Aggregating Search Logs and Self-esteem for Identifying Individuals with History of Suicide Ideation

Machine Learning –> Bayesian Inference; Mental Health.

  • We propose a framework for identifying individuals with a history of suicide ideation from their daily online search logs. A total of $1,043,855$ searches were collected from $120$ college students, with an average of $10926$ searches per participant, spanning over $4.21$ years of search history. The participants also filled out a gold-standard mental health assessment survey.
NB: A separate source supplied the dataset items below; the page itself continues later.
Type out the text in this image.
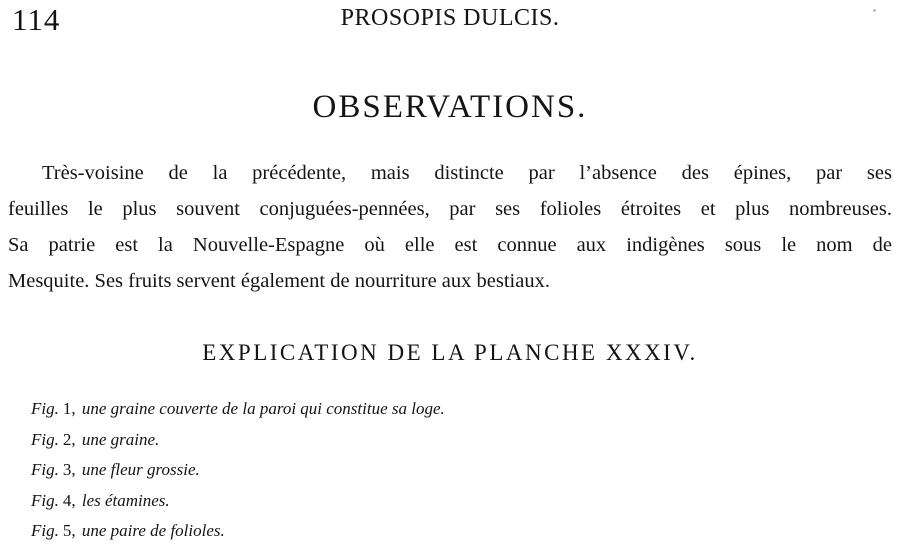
114	PROSOPIS DULCIS.
OBSERVATIONS.

Très-voisine de la précédente, mais distincte par l’absence des épines, par ses
feuilles le plus souvent conjuguées-pennées, par ses folioles étroites et plus nombreuses.
Sa patrie est la Nouvelle-Espagne où elle est connue aux indigènes sous le nom de
Mesquite. Ses fruits servent également de nourriture aux bestiaux.

EXPLICATION DE LA PLANCHE XXXIV.
Fig. 1, une graine couverte de la paroi qui constitue sa loge.
Fig. 2, une graine.
Fig. 3, une fleur grossie.
Fig. 4, les étamines.
Fig. 5, une paire de folioles.
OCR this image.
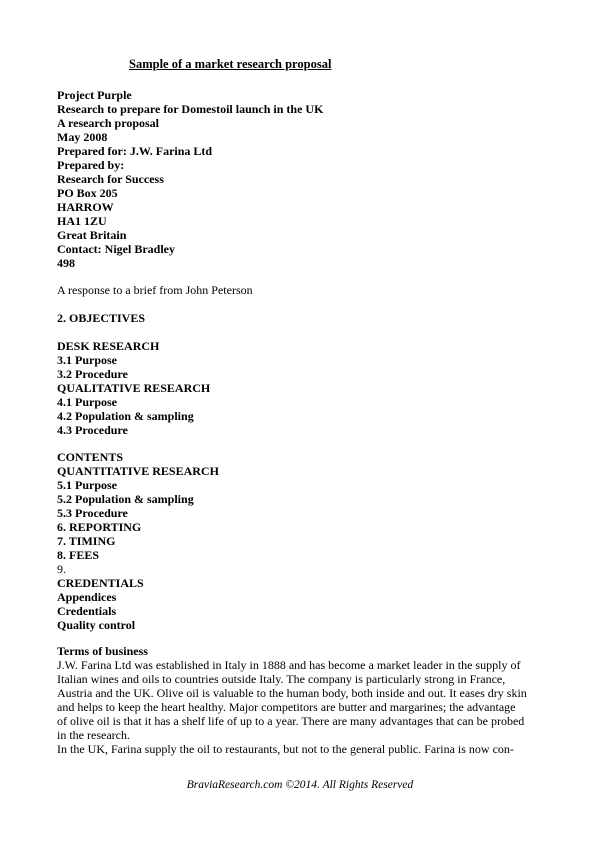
Sample of a market research proposal
Project Purple
Research to prepare for Domestoil launch in the UK
A research proposal
May 2008
Prepared for: J.W. Farina Ltd
Prepared by:
Research for Success
PO Box 205
HARROW
HA1 1ZU
Great Britain
Contact: Nigel Bradley
498
A response to a brief from John Peterson
2. OBJECTIVES
DESK RESEARCH
3.1 Purpose
3.2 Procedure
QUALITATIVE RESEARCH
4.1 Purpose
4.2 Population & sampling
4.3 Procedure
CONTENTS
QUANTITATIVE RESEARCH
5.1 Purpose
5.2 Population & sampling
5.3 Procedure
6. REPORTING
7. TIMING
8. FEES
9.
CREDENTIALS
Appendices
Credentials
Quality control
Terms of business
J.W. Farina Ltd was established in Italy in 1888 and has become a market leader in the supply of
Italian wines and oils to countries outside Italy. The company is particularly strong in France,
Austria and the UK. Olive oil is valuable to the human body, both inside and out. It eases dry skin
and helps to keep the heart healthy. Major competitors are butter and margarines; the advantage
of olive oil is that it has a shelf life of up to a year. There are many advantages that can be probed
in the research.
In the UK, Farina supply the oil to restaurants, but not to the general public. Farina is now con-
BraviaResearch.com ©2014. All Rights Reserved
  • To detect the history of suicide ideation, we first examined both semantic search content category features and temporal recurrence and frequency features. Using those features, we develop a novel encoding that projects these aspects of search behaviors into a low dimensional vector space. Our supervised model incorporates both in-the-moment online behaviors and the ground truth self-esteem for identifying individuals with a history of suicide ideation and verifies the hypothesis that including self-esteem during modeling improves the suicide ideation detection task.

  • Labels for the training and testing sets were drawn from professional mental health surveys. Our highest-performing graphical model achieved a classification F1 score of $0.83$ with an AUC of $0.81$ on a stratified test set population. Our framework of leveraging passively sensed search data could help caregivers and practitioners to identify individuals with a potential history of suicide ideation and extend help.

  • My Contribution: I was the third author of this paper. I first proposed a spatio-temporal representation for Google Search histories and self-esteem scores. I then designed a graphical model optimized by MCMC methods that incorporates the latent interdependence between self-esteem, cognitive states, and online engagements to identify past suicidal ideation.